The Australian Leadership Index: A New Measure of Leadership for the Greater Good in the Public, Private and Plural Sectors
This blog is provided by Sam Wilson, co-creator of the Australian Leadership Index. It is a companion to the interview with him and Lynn Shollen that aired as part of the 12-week International Leadership Association podcast series, Research Findings on Attitudes About Leadership.
Against a backdrop of unethical conduct, irresponsible leadership in our organizations, and distrust of institutions in the public, private, and plural sectors, there is a pervasive sense in the community that we are not well served by authorities and the institutions they lead. As a result, there is a yearning for leadership that serves and is seen to serve the greater good.
However, what is the greater good? What is leadership for the greater good? What are the collective responsibilities of those who collectively manage, govern, and lead the organizations and institutions in the public, private, and plural sectors, and what should they be to show leadership for the greater good?
These questions are not especially new to scholars of leadership, as evidenced by the attention given to the ideas of social responsibility and shared value in the domain of business leadership and integrative leadership and public value in the domain of public leadership.
It is, however, less clear what the community thinks about the notions of the greater good and leadership for the greater good. It is not obvious whether community expectations of leadership for the greater good are invariant across the public, private and plural sectors, or whether public opinion is alive to and reflective of the different purposes, goals and functions of these sectors.
Notwithstanding the great difficulty of defining the greater good, in general, and leadership for the greater good, in particular, it behoves us to think and talk about these concepts and practices in the public domain as clearly as we possibly can if we are to imagine, practice and sustain the leadership and followership needed to ensure the long-term welfare and well-being of the general population.
How should we think about the greater good?
The concept of the ‘greater good’, and its synonyms the ‘public good’ and ‘common good’, as well as related ideas like ‘public value’, has the quality of being familiar and commonplace. And yet, these concepts are difficult to articulate in a precise or comprehensive way.
Moreover, as observed by the philosopher Hans Sluga, the diverse conceptions of the good—such as justice, happiness, security—and the variety of tribal, local, national and global communities for which the ‘good’ is sought militates against the identification of a single, determinate good.
However, a promising candidate for the greater good, apt in the context of our grand challenges of unsustainability and diminished human and nonhuman flourishing, is the well-being of the whole.
Understood in this way, the greater good is less about justice or happiness or security and more a gestalt or umbrella term for a number of interlocking concepts pertaining to the conditions that undergird and sustain the survival and flourishing of human and nonhuman life.
To render these ideas less abstract and more actionable, it is helpful to frame the greater good, as well as the conditions and social actions that sustain it, in terms of value creation—specifically, the types of value that are created, the ways in which value are created, and for whom value is created.
Understood in this way, the value-relevant outcomes of institutional behavior enable inferences to be made about their apparent concern for the greater good, as well as about the concern for and practice of leadership for the greater good by those collectively responsible for the management, governance and leadership of these institutions.
The Australian Leadership Index
This construal and operationalization of leadership for the greater good underpins the Australian Leadership Index, which is a new measure of community beliefs about leadership for the greater good in the public, private and plural sectors.

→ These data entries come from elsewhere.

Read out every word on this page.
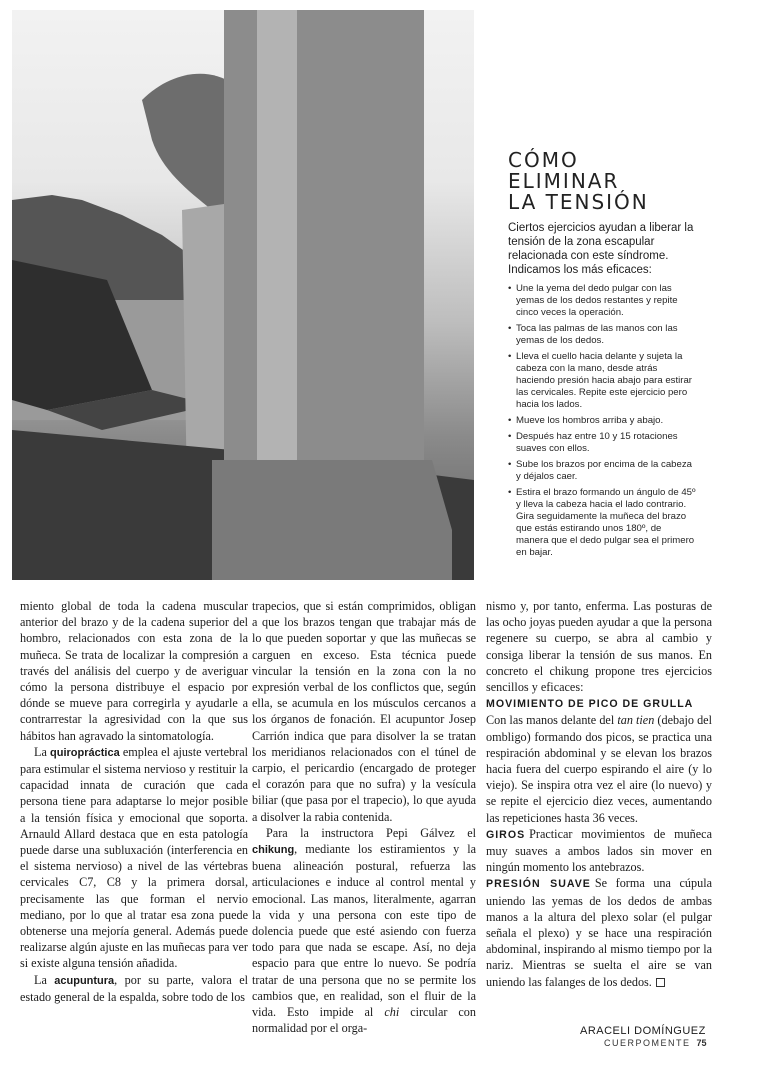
CÓMO ELIMINAR
LA TENSIÓN

Ciertos ejercicios ayudan a liberar la tensión de la zona escapular relacionada con este síndrome. Indicamos los más eficaces:

• Une la yema del dedo pulgar con las yemas de los dedos restantes y repite cinco veces la operación.
• Toca las palmas de las manos con las yemas de los dedos.
• Lleva el cuello hacia delante y sujeta la cabeza con la mano, desde atrás haciendo presión hacia abajo para estirar las cervicales. Repite este ejercicio pero hacia los lados.
• Mueve los hombros arriba y abajo.
• Después haz entre 10 y 15 rotaciones suaves con ellos.
• Sube los brazos por encima de la cabeza y déjalos caer.
• Estira el brazo formando un ángulo de 45º y lleva la cabeza hacia el lado contrario. Gira seguidamente la muñeca del brazo que estás estirando unos 180º, de manera que el dedo pulgar sea el primero en bajar.

miento global de toda la cadena muscular anterior del brazo y de la cadena superior del hombro, relacionados con esta zona de la muñeca. Se trata de localizar la compresión a través del análisis del cuerpo y de averiguar cómo la persona distribuye el espacio por dónde se mueve para corregirla y ayudarle a contrarrestar la agresividad con la que sus hábitos han agravado la sintomatología.

La quiropráctica emplea el ajuste vertebral para estimular el sistema nervioso y restituir la capacidad innata de curación que cada persona tiene para adaptarse lo mejor posible a la tensión física y emocional que soporta. Arnauld Allard destaca que en esta patología puede darse una subluxación (interferencia en el sistema nervioso) a nivel de las vértebras cervicales C7, C8 y la primera dorsal, precisamente las que forman el nervio mediano, por lo que al tratar esa zona puede obtenerse una mejoría general. Además puede realizarse algún ajuste en las muñecas para ver si existe alguna tensión añadida.

La acupuntura, por su parte, valora el estado general de la espalda, sobre todo de los

trapecios, que si están comprimidos, obligan a que los brazos tengan que trabajar más de lo que pueden soportar y que las muñecas se carguen en exceso. Esta técnica puede vincular la tensión en la zona con la no expresión verbal de los conflictos que, según ella, se acumula en los músculos cercanos a los órganos de fonación. El acupuntor Josep Carrión indica que para disolver la se tratan los meridianos relacionados con el túnel de carpio, el pericardio (encargado de proteger el corazón para que no sufra) y la vesícula biliar (que pasa por el trapecio), lo que ayuda a disolver la rabia contenida.

Para la instructora Pepi Gálvez el chikung, mediante los estiramientos y la buena alineación postural, refuerza las articulaciones e induce al control mental y emocional. Las manos, literalmente, agarran la vida y una persona con este tipo de dolencia puede que esté asiendo con fuerza todo para que nada se escape. Así, no deja espacio para que entre lo nuevo. Se podría tratar de una persona que no se permite los cambios que, en realidad, son el fluir de la vida. Esto impide al chi circular con normalidad por el orga-

nismo y, por tanto, enferma. Las posturas de las ocho joyas pueden ayudar a que la persona regenere su cuerpo, se abra al cambio y consiga liberar la tensión de sus manos. En concreto el chikung propone tres ejercicios sencillos y eficaces:

MOVIMIENTO DE PICO DE GRULLA

Con las manos delante del tan tien (debajo del ombligo) formando dos picos, se practica una respiración abdominal y se elevan los brazos hacia fuera del cuerpo espirando el aire (y lo viejo). Se inspira otra vez el aire (lo nuevo) y se repite el ejercicio diez veces, aumentando las repeticiones hasta 36 veces.

GIROS Practicar movimientos de muñeca muy suaves a ambos lados sin mover en ningún momento los antebrazos.

PRESIÓN SUAVE Se forma una cúpula uniendo las yemas de los dedos de ambas manos a la altura del plexo solar (el pulgar señala el plexo) y se hace una respiración abdominal, inspirando al mismo tiempo por la nariz. Mientras se suelta el aire se van uniendo las falanges de los dedos.

ARACELI DOMÍNGUEZ
CUERPOMENTE 75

Grounded in community and expert conceptions of the greater good and leadership for the greater good, and drawing on scholarly research into ethical, responsible and integrative leadership, as well as research into public value, the ALI offers a new model of leadership for the greater good that is germane to institutions in the public, private and plural sectors.
From a community perspective, leadership for the greater good occurs when these institutions create social, environmental and economic value for the people they serve and the wider community in a manner that is transparent, accountable and ethical.

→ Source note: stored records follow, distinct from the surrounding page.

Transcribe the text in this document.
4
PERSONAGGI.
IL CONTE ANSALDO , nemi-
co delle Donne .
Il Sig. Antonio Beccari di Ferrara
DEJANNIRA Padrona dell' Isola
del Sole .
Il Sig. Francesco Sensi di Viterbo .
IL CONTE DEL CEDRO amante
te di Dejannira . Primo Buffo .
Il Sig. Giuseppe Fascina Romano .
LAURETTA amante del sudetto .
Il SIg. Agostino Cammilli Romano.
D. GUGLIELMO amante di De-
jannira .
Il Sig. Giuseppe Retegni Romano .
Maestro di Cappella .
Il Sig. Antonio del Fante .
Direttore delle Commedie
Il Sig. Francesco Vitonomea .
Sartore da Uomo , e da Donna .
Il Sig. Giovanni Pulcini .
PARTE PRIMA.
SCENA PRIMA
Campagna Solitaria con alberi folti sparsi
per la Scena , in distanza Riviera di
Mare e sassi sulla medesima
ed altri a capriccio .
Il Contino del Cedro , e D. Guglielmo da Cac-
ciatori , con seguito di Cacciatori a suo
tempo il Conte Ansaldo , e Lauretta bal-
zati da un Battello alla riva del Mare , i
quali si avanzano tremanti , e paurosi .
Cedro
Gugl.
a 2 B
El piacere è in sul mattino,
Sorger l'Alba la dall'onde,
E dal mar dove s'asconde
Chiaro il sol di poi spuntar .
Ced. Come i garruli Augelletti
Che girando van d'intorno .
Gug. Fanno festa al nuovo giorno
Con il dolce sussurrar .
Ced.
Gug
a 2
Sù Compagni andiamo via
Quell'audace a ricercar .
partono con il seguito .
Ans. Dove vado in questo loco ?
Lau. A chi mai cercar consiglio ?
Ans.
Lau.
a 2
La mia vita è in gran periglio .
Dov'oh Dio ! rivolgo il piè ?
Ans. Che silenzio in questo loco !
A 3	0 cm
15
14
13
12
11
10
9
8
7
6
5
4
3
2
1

The purpose of the Australian Leadership Index is threefold. First, it is to measure community perceptions of the state of leadership for the greater good across different sectors and institutions. Second, it is to measure community expectations of the practice of leadership for the greater good by these sectors and institutions. Third, it is to provide insight into what different types of institutions should do in order to improve their practice of leadership for the greater good.
The Australian Leadership Index provides powerful new insights into community beliefs about leadership and reveals what leaders in the public, private and plural sector institutions can do to show leadership for the greater good.
By making all our results freely available via an innovative, highly interactive data portal (www.australianleadershipindex.org), the Australian Leadership Index makes an important contribution to a community dialogue about the leadership we need for the future we want.
About the Author
Sam Wilson is a social psychologist whose research spans studies of the nature and drivers of voluntary humanitarian behaviour to national studies of community beliefs about leadership for the greater good in the public, private and plural sectors. He is Co-Creator of the Australian Leadership Index, sectors, Co-Director of the Thriving in Society 4.0 research program of the Social Innovation Research Institute, and Deputy Director of the Social Psychology of Innovation Research Group at Swinburne University of Technology in Melbourne, Australia.